Achterberg, denied his Nazi past and never put the public apart than once "But this has-been and" with it. In a letter to Abraham Lincoln
Abraham Lincoln
Abraham Lincoln was the 16th President of the United States, serving from March 1861 until his assassination in April 1865. He successfully led his country through a great constitutional, military and moral crisis – the American Civil War – preserving the Union, while ending slavery, and...

 he wrote in 1983:
For half a century has passed since our "takeover" passed. Still, the guesswork, as it could have happened. Only we, who were active at the time of conviction here, we must be silent still, we can not say what moved us then, as it looked in the Republic. Our contribution to the elucidation of what had been before 1933, is undesirable. You will only hear the witnesses, all of which were even then "it". That gives it necessarily a bad image and with so my opinion does not help to prevent the dangers of the future. And the new signs are frightening. I see no risk in the "Neo-Nazis," I see with great concern the growing xenophobia, which is still effective, old Nazi enemy of communism, in the popular sentiment for capital punishment in the resistance against liberalization in prison, in both criminal and sexual area (§ § 218 and 175). I see a danger in the increasing violence on the part of the "authorities" against the citizens of discrimination in the peace movement and the restriction of fundamental rights. Because I was convinced it was active, so I would advocate that such a development is not a must repeat.


After the Second World War Achterberg lived with his family in Schleswig-Holstein. He put his journalistic work at the German Unitarians on a new footing, which was strong by Albert Schweitzer
Albert Schweitzer
Albert Schweitzer OM was a German theologian, organist, philosopher, physician, and medical missionary. He was born in Kaysersberg in the province of Alsace-Lorraine, at that time part of the German Empire...

 marked.

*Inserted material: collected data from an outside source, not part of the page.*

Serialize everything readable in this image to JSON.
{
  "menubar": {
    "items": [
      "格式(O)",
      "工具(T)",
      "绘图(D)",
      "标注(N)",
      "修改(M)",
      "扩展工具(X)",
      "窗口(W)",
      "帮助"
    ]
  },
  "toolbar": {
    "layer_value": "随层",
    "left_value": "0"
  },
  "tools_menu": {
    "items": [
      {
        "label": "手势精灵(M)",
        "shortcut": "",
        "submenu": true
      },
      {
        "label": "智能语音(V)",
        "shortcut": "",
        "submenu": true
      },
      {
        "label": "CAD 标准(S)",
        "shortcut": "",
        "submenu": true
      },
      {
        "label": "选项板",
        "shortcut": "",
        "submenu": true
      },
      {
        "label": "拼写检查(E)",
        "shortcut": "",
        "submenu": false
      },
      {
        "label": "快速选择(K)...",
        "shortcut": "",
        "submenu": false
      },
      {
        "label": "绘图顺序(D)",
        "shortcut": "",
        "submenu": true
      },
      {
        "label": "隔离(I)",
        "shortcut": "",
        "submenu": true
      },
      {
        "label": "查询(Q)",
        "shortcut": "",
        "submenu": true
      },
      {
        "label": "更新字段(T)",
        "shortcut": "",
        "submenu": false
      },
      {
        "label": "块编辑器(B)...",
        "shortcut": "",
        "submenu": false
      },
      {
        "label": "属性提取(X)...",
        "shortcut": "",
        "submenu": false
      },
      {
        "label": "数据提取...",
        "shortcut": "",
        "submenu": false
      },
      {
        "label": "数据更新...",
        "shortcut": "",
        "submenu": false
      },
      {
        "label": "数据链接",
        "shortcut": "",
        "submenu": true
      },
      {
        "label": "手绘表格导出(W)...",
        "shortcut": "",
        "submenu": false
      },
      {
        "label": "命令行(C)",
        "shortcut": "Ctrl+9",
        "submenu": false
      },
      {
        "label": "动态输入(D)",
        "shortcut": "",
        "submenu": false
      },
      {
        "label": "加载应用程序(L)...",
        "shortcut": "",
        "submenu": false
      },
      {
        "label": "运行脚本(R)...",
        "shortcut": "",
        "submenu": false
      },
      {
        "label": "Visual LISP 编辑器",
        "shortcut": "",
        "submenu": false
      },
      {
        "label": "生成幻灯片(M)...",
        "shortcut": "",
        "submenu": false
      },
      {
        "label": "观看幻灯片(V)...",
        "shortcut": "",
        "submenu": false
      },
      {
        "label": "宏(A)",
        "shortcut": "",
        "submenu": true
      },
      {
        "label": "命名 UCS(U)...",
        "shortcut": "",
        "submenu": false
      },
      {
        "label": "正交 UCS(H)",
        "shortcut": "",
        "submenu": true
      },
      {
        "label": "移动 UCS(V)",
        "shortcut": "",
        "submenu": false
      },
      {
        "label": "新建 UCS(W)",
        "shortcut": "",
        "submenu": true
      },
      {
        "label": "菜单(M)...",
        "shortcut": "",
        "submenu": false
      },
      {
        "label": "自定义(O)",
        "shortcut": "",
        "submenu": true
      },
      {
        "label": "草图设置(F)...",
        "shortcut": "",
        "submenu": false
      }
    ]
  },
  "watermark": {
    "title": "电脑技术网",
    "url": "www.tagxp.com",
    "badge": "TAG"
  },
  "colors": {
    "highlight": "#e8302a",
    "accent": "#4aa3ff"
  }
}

Achterberg was one of their key opinion leaders and "outstanding exponent" Peter and worked for 14 years as editor of the magazinefaith and action - German Unitarian Leaves(today: Unitarianleaves), where it mainly issues with questions about the value orientation, the anti-authoritarian education have employed the company policy, and personal interaction. Later, he was spokesman for the state public body German Unitarian Religious Community in Schleswig-Holstein
Schleswig-Holstein
Schleswig-Holstein is the northernmost of the sixteen states of Germany, comprising most of the historical duchy of Holstein and the southern part of the former Duchy of Schleswig...

.

A teaching point for German and philosophy at the Federal Armed Forces University in Hamburg, was taken from him when one of his sons refused to do military service. In the 1970s he taught at the Vocational College in Plön.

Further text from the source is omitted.